Terra collapse sparked explosive growth in long-term Bitcoin supply
The collapse of Terra, with its $60 billion worth evaporated, has already faded as a defining moment in cryptocurrency history.
TerraForm Labs co-founder Do Kwon argues that the problem boils down to weaknesses in UST’s stablecoin protocol design. However, others have openly called the project a scam from the start.
The event triggered an outflow of capital, pushing prices across the board from where the market had yet to recover.
Nonetheless, on-chain indicators show an interesting shift in long-term Bitcoin holder dynamics due to the collapse.
Bitcoin supply held by long-term holders surges
At the end of March, Bitcoin’s price was at $47,000, holding up well despite early warnings of a spike in inflation and further escalation of troubles in Eastern Europe.
Going into May, BTC started the month at $40,000. However, on May 7th, the UST began to lose its dollar peg price. By May 13th, the UST closed daily at $0.13 and he fell to $0.06 on the day.
As the crisis unfolded, a chain reaction took BTC down to $30,000 by May 11th. And by mid-June, the price had dropped 62% from the end of March, bringing him to $18,000.
The chart below shows the total supply held by long-term holders (LTH). Glassnode defines LTH as an individual holding her position for more than six months. Rumors of UST unpegging spread, and in early May he highlights a gradual drop in LTH.
This trend bottomed out by late July, leading to continued LTH 45-degree takeoffs. A key reason for this pattern relates to early buying activity in April and he in May (6 months ago).
Change in LTHs Net Position
Bitcoin: Changes in the net position of long-term holders refer to the distribution of tokens by LTH. LTH is shown in green as a net accumulator and in red as a net distributor cashing out a position.
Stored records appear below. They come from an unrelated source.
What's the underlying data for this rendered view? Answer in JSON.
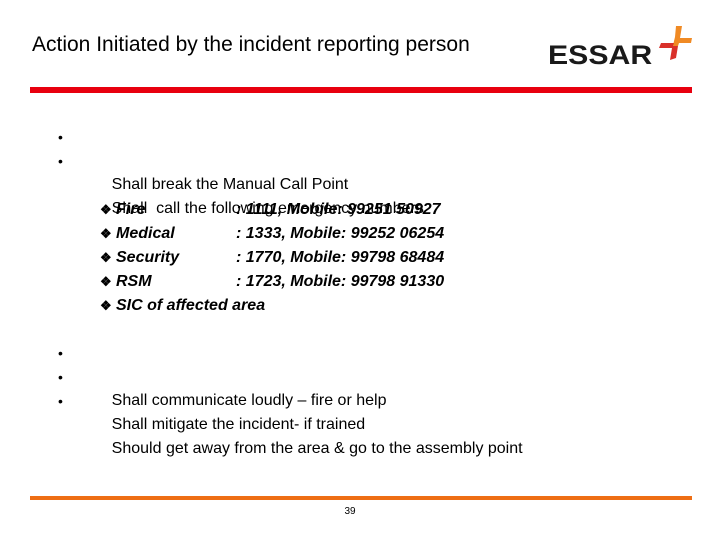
{
  "slide": {
    "title": "Action Initiated by the incident reporting person",
    "logo": {
      "text": "ESSAR",
      "icon": "essar-cross-icon",
      "colors": {
        "text": "#1a1a1a",
        "cross_top": "#f08a24",
        "cross_bottom": "#d9302a"
      }
    },
    "accent_colors": {
      "top_rule": "#e8000f",
      "bottom_rule": "#ee6e14"
    },
    "bullets_top": [
      {
        "bullet": "•",
        "text": "Shall break the Manual Call Point"
      },
      {
        "bullet": "•",
        "text": "Shall  call the following emergency numbers"
      }
    ],
    "contacts_icon": "diamond-bullet-icon",
    "contacts": [
      {
        "marker": "❖",
        "name": "Fire",
        "number": ": 1111, Mobile: 99251 50927"
      },
      {
        "marker": "❖",
        "name": "Medical",
        "number": ": 1333, Mobile: 99252 06254"
      },
      {
        "marker": "❖",
        "name": "Security",
        "number": ": 1770, Mobile: 99798 68484"
      },
      {
        "marker": "❖",
        "name": "RSM",
        "number": ": 1723, Mobile: 99798 91330"
      },
      {
        "marker": "❖",
        "name": "SIC of affected area",
        "number": ""
      }
    ],
    "bullets_bottom": [
      {
        "bullet": "•",
        "text": "Shall communicate loudly – fire or help"
      },
      {
        "bullet": "•",
        "text": "Shall mitigate the incident- if trained"
      },
      {
        "bullet": "•",
        "text": "Should get away from the area & go to the assembly point"
      }
    ],
    "page_number": "39"
  }
}
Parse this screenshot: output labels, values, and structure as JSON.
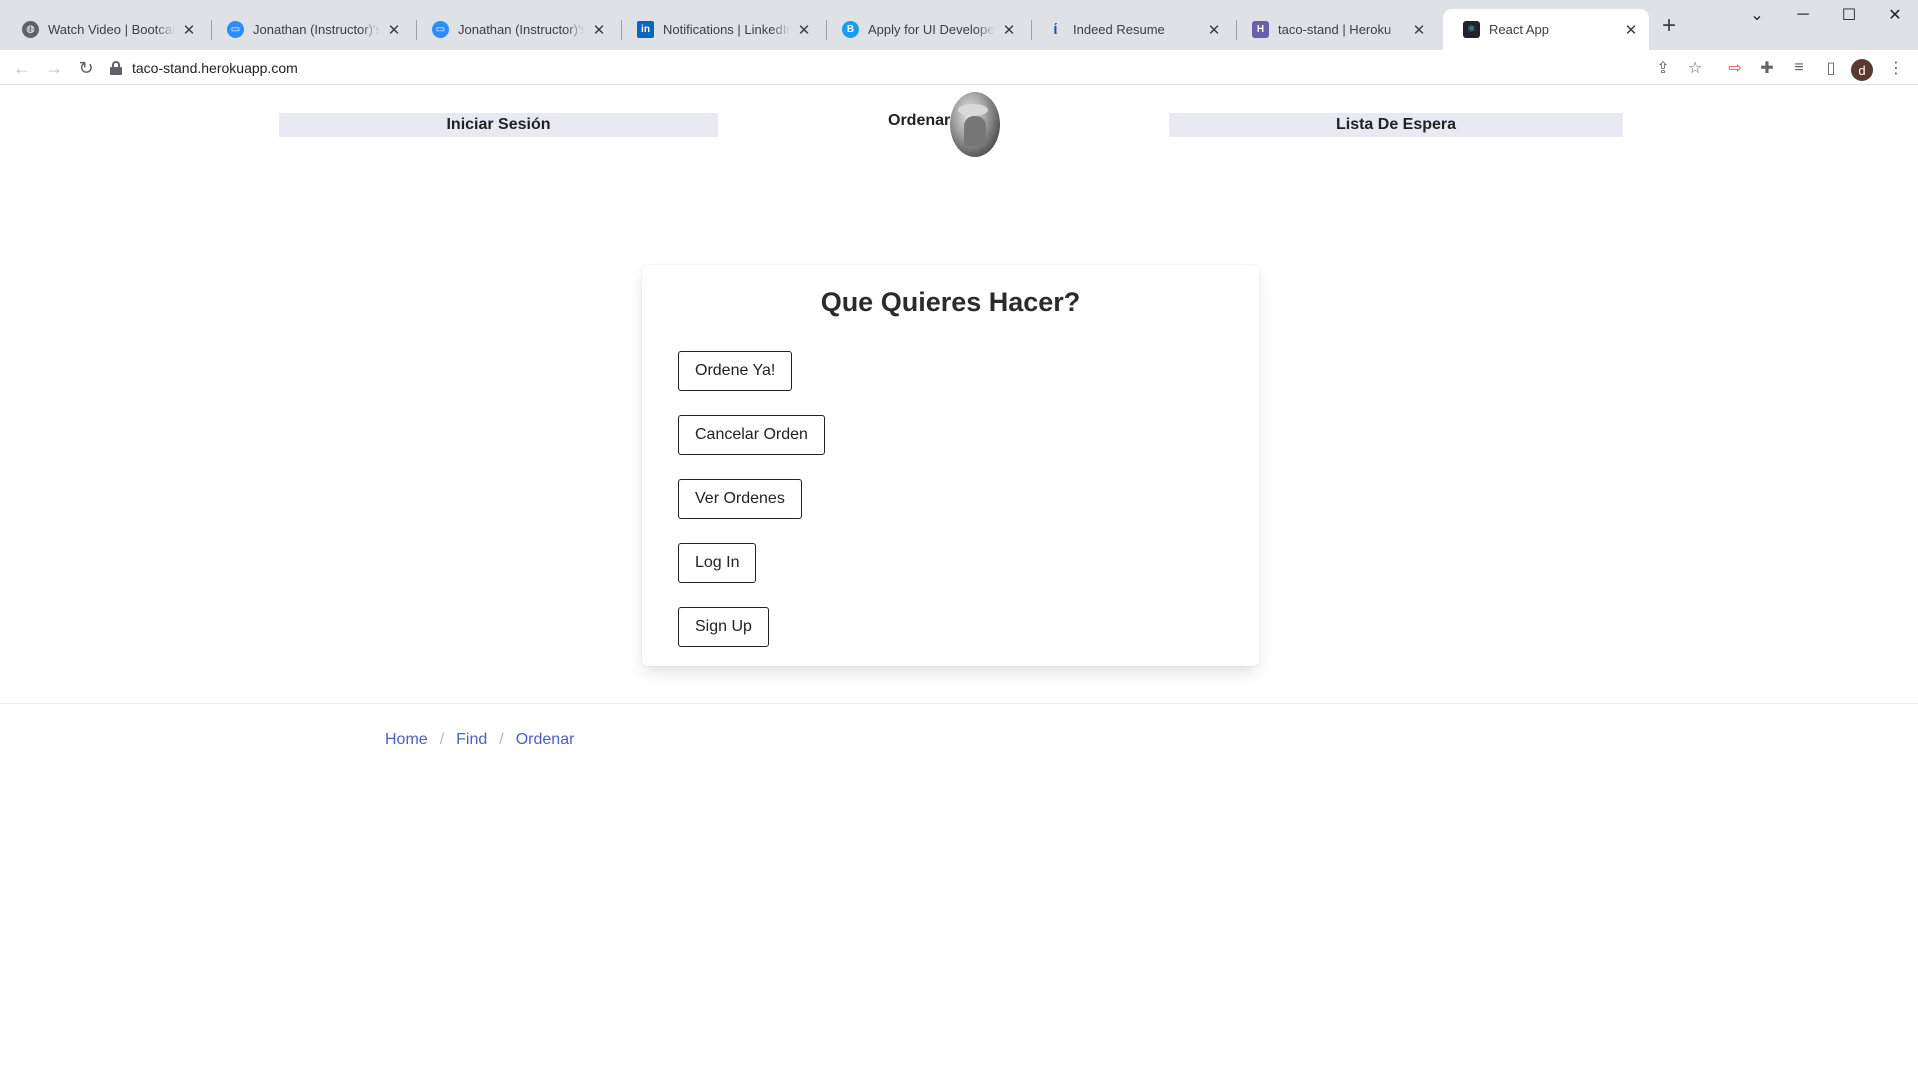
{
  "browser": {
    "tabs": [
      {
        "title": "Watch Video | Bootcamp S",
        "icon": "globe-icon",
        "icon_color": "#5f6368"
      },
      {
        "title": "Jonathan (Instructor)'s Per",
        "icon": "zoom-icon",
        "icon_color": "#2d8cff"
      },
      {
        "title": "Jonathan (Instructor)'s Per",
        "icon": "zoom-icon",
        "icon_color": "#2d8cff"
      },
      {
        "title": "Notifications | LinkedIn",
        "icon": "linkedin-icon",
        "icon_color": "#0a66c2"
      },
      {
        "title": "Apply for UI Developer (Er",
        "icon": "bullhorn-icon",
        "icon_color": "#1a9cf0"
      },
      {
        "title": "Indeed Resume",
        "icon": "indeed-icon",
        "icon_color": "#2557a7"
      },
      {
        "title": "taco-stand | Heroku",
        "icon": "heroku-icon",
        "icon_color": "#6762a6"
      },
      {
        "title": "React App",
        "icon": "react-icon",
        "icon_color": "#20232a",
        "active": true
      }
    ],
    "url": "taco-stand.herokuapp.com",
    "profile_initial": "d"
  },
  "nav": {
    "login_label": "Iniciar Sesión",
    "brand_label": "Ordenar",
    "waitlist_label": "Lista De Espera"
  },
  "card": {
    "title": "Que Quieres Hacer?",
    "actions": [
      "Ordene Ya!",
      "Cancelar Orden",
      "Ver Ordenes",
      "Log In",
      "Sign Up"
    ]
  },
  "breadcrumb": {
    "items": [
      "Home",
      "Find",
      "Ordenar"
    ]
  },
  "colors": {
    "nav_bg": "#e8e9f3",
    "link": "#485fc7"
  }
}
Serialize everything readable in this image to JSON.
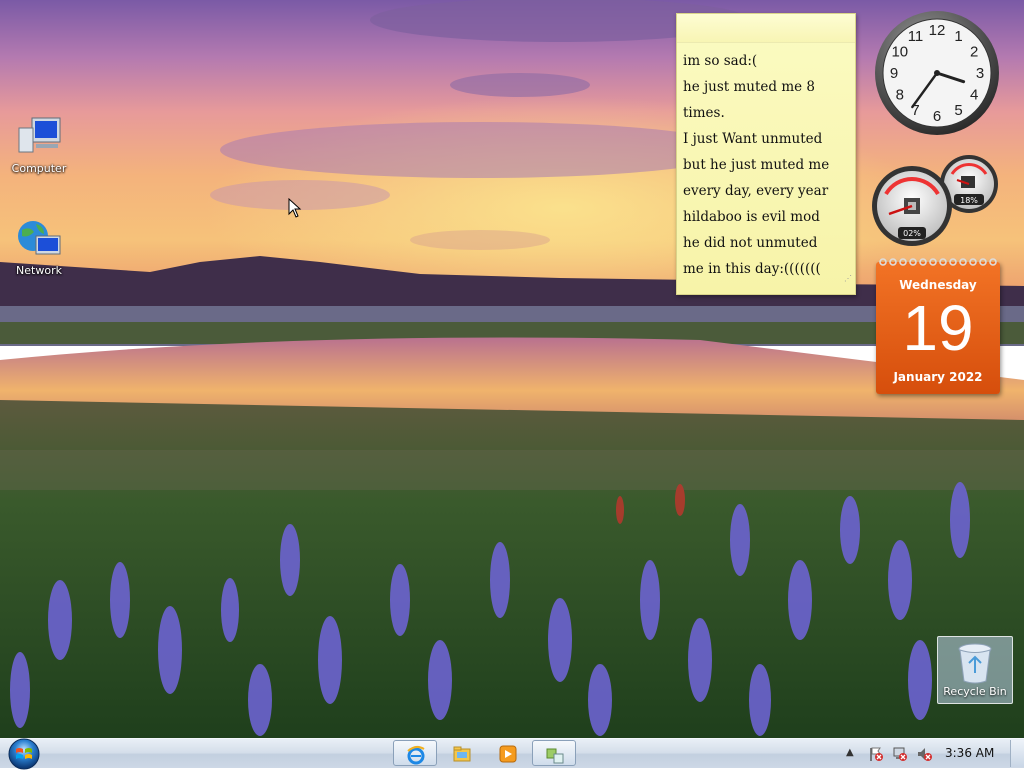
{
  "desktop": {
    "icons": [
      {
        "label": "Computer"
      },
      {
        "label": "Network"
      }
    ],
    "recycle_bin": {
      "label": "Recycle Bin"
    }
  },
  "sticky_note": {
    "lines": [
      "im so sad:(",
      "he just muted me 8",
      "times.",
      "I just Want unmuted",
      "but he just muted me",
      "every day, every year",
      "hildaboo is evil mod",
      "he did not unmuted",
      "me in this day:((((((("
    ]
  },
  "clock_gadget": {
    "time": "3:36",
    "numerals": [
      "12",
      "1",
      "2",
      "3",
      "4",
      "5",
      "6",
      "7",
      "8",
      "9",
      "10",
      "11"
    ]
  },
  "cpu_meter": {
    "cpu_percent": "02%",
    "memory_percent": "18%"
  },
  "calendar_gadget": {
    "weekday": "Wednesday",
    "day": "19",
    "month_year": "January 2022"
  },
  "taskbar": {
    "pinned": [
      {
        "icon": "internet-explorer-icon",
        "active": true
      },
      {
        "icon": "windows-explorer-icon",
        "active": false
      },
      {
        "icon": "media-player-icon",
        "active": false
      },
      {
        "icon": "gadgets-icon",
        "active": true
      }
    ],
    "clock": "3:36 AM"
  },
  "colors": {
    "calendar_orange": "#e8621b",
    "sticky_yellow": "#f9f6b3",
    "taskbar": "#d3dde9"
  }
}
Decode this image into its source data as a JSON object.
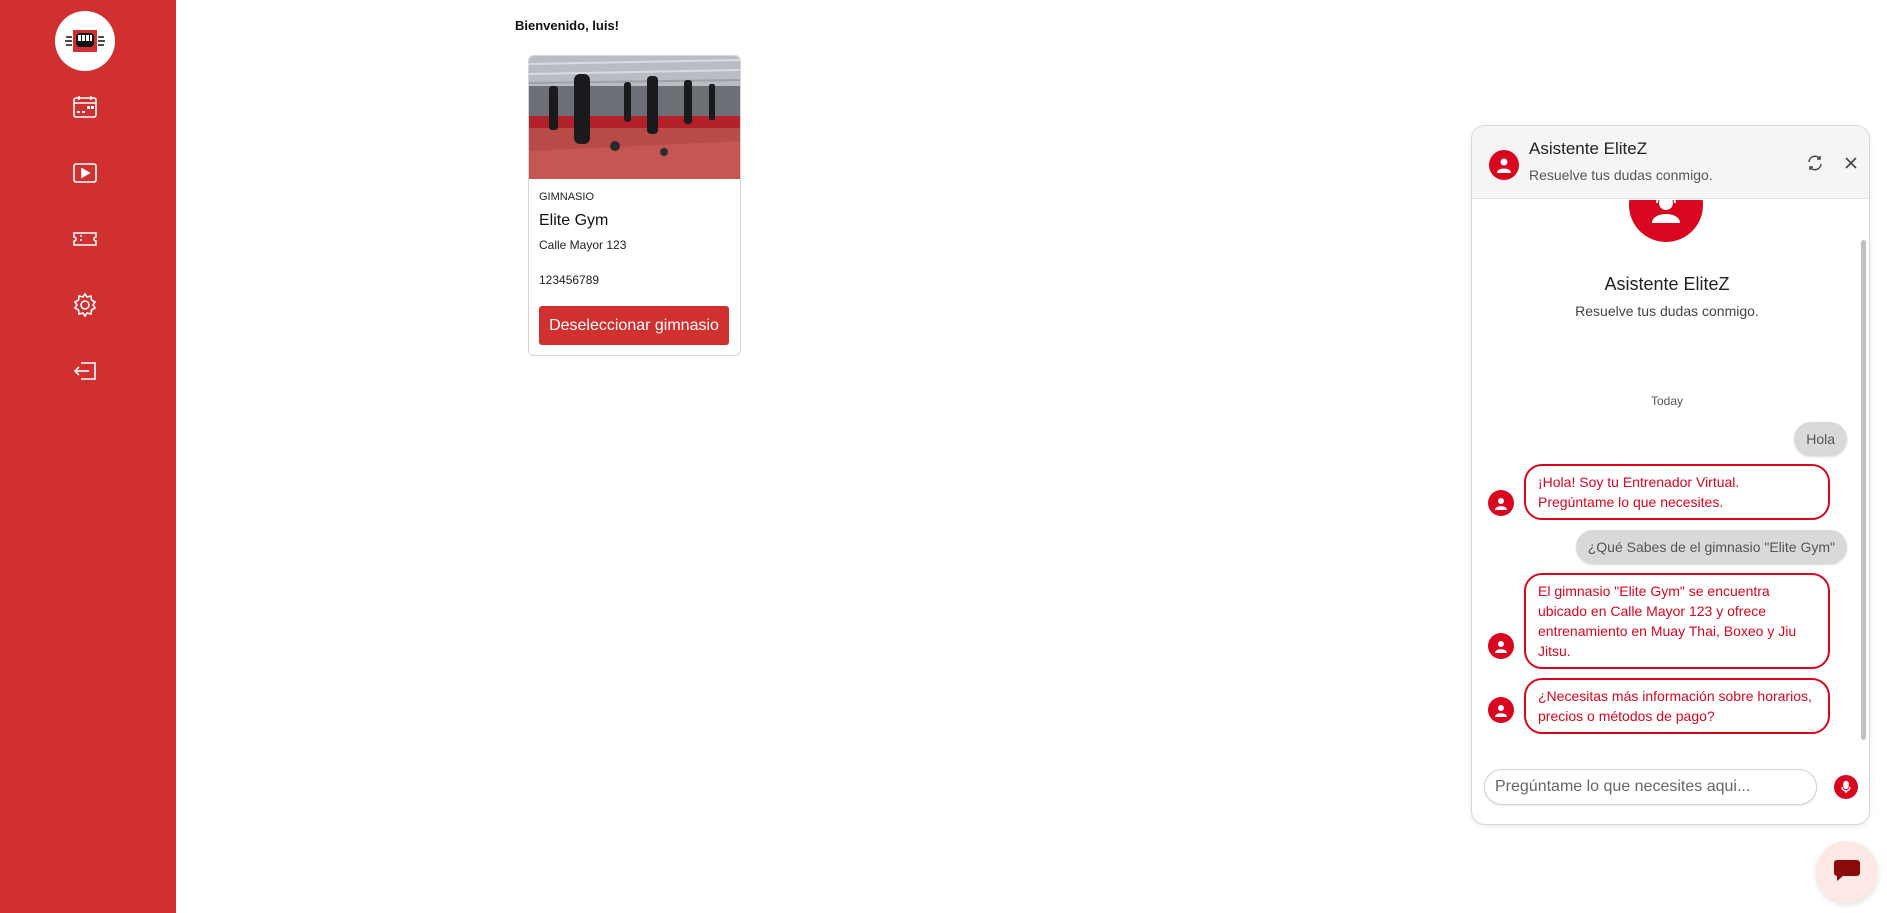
{
  "sidebar": {
    "logo_icon": "fist-logo-icon",
    "items": [
      {
        "icon": "calendar-icon"
      },
      {
        "icon": "play-video-icon"
      },
      {
        "icon": "ticket-icon"
      },
      {
        "icon": "gear-icon"
      },
      {
        "icon": "logout-icon"
      }
    ]
  },
  "main": {
    "welcome": "Bienvenido, luis!",
    "gym_card": {
      "type": "GIMNASIO",
      "name": "Elite Gym",
      "address": "Calle Mayor 123",
      "phone": "123456789",
      "button_label": "Deseleccionar gimnasio"
    }
  },
  "chat": {
    "header": {
      "title": "Asistente EliteZ",
      "subtitle": "Resuelve tus dudas conmigo."
    },
    "intro": {
      "title": "Asistente EliteZ",
      "subtitle": "Resuelve tus dudas conmigo."
    },
    "day_separator": "Today",
    "messages": [
      {
        "from": "user",
        "text": "Hola"
      },
      {
        "from": "bot",
        "text": "¡Hola! Soy tu Entrenador Virtual. Pregúntame lo que necesites."
      },
      {
        "from": "user",
        "text": "¿Qué Sabes de el gimnasio \"Elite Gym\""
      },
      {
        "from": "bot",
        "text": "El gimnasio \"Elite Gym\" se encuentra ubicado en Calle Mayor 123 y ofrece entrenamiento en Muay Thai, Boxeo y Jiu Jitsu."
      },
      {
        "from": "bot",
        "text": "¿Necesitas más información sobre horarios, precios o métodos de pago?"
      }
    ],
    "input_placeholder": "Pregúntame lo que necesites aqui..."
  },
  "colors": {
    "brand_red": "#d0302f",
    "chat_red": "#d9061f",
    "user_bubble": "#d9d9d9"
  }
}
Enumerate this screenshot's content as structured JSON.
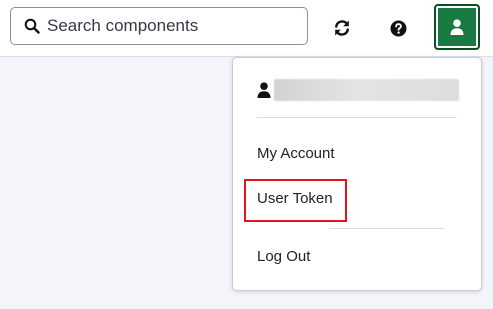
{
  "search": {
    "placeholder": "Search components",
    "value": ""
  },
  "toolbar": {
    "refresh_icon": "refresh-icon",
    "help_icon": "question-circle-icon",
    "avatar_icon": "user-icon"
  },
  "menu": {
    "user_icon": "user-icon",
    "items": [
      {
        "label": "My Account"
      },
      {
        "label": "User Token"
      },
      {
        "label": "Log Out"
      }
    ]
  },
  "colors": {
    "accent": "#1a7a43",
    "highlight": "#e0141e",
    "background": "#f4f5fb"
  }
}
As macro conditions deteriorated later in the year, LTH started selling positions. However, since September, the trend has reversed, with LTH finding value at these prices and accumulating accordingly.
Short-term and long-term holders
The chart below modifies the definition of LTH to hold more than one year. In other words, Short-Term Holders (STH) refer to his holdings of less than one year.
It was noted that the BTC price peak coincided with a leveling or a significant drop in STH supply. The exception to this was the period before the $900 price peak in December 2013. In these examples, we were unable to identify a pattern for STH.
Similarly, the supply of LTH increased along with the market lull as LTH accumulated tokens after that outlier period.
To date, LTH has skyrocketed while STH has declined rapidly. This produced a dramatically different pattern never seen before.